Tumult or no, the #RJhandicappers aren’t going to slack off in their mission to conquer the tough races. This week’s quarry: The $300,000 Muniz Memorial Classic, a 1⅛-mile turf face for older horses, and the $1 million Louisiana Derby, a 1 3/16-mile test for 3-year-olds, both at the Fair Grounds.

In the former, the handicapping crew is backing Channel Maker, who is 6-1 on the morning line, by the narrowest of margins over Dot Matrix (8-1) and Synchrony (the 3-1 morning line favorite).

I’m going with Instilled Regard (5-1) in this wide-open betting affair based on the Chad Brown-trained runner’s tactical speed. I’ve got Channel Maker second and Dot Matrix third.

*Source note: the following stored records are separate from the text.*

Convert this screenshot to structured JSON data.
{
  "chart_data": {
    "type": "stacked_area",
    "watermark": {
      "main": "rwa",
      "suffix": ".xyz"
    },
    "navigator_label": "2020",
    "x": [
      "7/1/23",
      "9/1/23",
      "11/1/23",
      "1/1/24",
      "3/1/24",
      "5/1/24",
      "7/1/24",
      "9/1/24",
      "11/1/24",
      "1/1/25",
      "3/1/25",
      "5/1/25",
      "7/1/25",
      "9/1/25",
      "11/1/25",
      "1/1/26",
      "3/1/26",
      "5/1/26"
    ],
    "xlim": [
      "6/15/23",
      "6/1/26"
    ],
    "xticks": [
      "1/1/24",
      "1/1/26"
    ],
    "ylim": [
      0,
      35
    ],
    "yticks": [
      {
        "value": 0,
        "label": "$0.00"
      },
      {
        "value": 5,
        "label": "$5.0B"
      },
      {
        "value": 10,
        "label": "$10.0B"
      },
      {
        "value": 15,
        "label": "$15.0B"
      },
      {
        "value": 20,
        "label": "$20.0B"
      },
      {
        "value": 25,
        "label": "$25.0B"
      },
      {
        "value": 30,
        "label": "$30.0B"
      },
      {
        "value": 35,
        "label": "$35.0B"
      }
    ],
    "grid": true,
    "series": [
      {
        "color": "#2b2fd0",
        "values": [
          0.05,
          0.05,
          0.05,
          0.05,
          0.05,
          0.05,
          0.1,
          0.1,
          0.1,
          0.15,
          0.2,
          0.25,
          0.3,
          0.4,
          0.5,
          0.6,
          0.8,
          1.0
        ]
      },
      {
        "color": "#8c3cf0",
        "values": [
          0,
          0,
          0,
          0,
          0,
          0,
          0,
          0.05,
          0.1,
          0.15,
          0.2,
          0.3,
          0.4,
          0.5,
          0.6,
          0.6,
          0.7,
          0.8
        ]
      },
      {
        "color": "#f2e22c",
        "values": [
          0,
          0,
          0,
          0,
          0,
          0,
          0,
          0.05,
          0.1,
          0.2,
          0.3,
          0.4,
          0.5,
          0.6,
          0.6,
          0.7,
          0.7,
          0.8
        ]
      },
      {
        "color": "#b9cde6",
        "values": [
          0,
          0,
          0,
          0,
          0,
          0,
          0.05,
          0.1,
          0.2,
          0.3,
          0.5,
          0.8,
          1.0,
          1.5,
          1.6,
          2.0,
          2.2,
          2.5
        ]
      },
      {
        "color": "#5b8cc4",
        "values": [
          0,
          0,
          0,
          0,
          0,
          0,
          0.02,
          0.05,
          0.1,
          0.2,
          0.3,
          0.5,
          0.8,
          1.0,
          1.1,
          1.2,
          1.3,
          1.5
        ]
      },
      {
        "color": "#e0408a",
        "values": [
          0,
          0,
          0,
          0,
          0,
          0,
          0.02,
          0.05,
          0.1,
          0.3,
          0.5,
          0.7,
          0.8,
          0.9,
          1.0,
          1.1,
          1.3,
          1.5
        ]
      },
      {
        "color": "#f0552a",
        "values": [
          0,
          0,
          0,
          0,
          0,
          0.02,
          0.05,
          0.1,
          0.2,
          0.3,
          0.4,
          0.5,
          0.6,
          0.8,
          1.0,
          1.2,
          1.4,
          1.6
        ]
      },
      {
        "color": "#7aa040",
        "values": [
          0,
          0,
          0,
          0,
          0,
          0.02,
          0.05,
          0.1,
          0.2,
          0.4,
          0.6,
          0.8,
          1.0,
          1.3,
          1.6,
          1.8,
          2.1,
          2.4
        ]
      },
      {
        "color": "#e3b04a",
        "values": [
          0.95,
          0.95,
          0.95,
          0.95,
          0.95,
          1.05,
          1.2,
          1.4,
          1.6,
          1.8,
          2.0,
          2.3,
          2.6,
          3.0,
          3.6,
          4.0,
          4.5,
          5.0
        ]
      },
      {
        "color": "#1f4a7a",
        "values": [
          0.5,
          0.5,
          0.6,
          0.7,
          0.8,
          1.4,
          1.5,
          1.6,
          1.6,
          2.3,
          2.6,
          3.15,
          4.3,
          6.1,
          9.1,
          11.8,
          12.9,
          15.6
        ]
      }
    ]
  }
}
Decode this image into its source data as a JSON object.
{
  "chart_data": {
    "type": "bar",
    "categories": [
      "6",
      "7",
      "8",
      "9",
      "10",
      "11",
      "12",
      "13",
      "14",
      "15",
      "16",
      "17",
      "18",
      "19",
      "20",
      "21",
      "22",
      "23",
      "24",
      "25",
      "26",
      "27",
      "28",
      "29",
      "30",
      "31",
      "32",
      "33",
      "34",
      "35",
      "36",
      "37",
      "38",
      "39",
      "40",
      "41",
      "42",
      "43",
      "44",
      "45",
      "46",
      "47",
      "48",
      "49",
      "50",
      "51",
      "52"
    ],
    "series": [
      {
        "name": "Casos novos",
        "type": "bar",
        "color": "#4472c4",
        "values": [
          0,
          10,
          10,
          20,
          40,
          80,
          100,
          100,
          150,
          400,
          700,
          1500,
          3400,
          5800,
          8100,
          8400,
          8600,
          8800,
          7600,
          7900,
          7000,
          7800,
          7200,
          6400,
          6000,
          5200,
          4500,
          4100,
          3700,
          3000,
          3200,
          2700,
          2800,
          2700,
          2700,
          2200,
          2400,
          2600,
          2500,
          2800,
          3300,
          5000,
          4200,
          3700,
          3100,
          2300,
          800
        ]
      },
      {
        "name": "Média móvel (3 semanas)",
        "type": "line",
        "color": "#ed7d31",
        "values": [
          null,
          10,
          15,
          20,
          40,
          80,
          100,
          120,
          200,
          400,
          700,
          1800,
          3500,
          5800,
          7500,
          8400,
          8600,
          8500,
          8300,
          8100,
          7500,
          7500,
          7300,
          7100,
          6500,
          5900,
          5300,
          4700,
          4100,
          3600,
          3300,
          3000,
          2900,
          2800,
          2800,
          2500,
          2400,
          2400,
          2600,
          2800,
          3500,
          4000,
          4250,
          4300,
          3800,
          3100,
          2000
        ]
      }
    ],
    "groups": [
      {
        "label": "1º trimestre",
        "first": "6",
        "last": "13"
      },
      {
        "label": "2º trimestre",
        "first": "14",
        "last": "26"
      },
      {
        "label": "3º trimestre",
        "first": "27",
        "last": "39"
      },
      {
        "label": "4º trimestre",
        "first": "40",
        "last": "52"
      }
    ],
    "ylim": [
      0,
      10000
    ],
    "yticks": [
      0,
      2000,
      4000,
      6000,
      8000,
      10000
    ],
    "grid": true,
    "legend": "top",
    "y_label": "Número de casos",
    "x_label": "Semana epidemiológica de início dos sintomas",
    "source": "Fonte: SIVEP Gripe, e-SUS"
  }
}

In the Louisiana Derby, the crowd ’cappers are backing Enforceable, the 7-2 morning line favorite. They see Modernist (6-1) as his biggest threat and Silver State picking up the show dough.

I’m using Ny Traffic (15-1) on top. He finished a close third in the faster of the two divisions of the Risen Star Stakes last month, and I’m not sure whey he isn’t getting any respect from the linemaker. I’ll use Chestertown (15-1) to place and Major Fed (8-1) to show.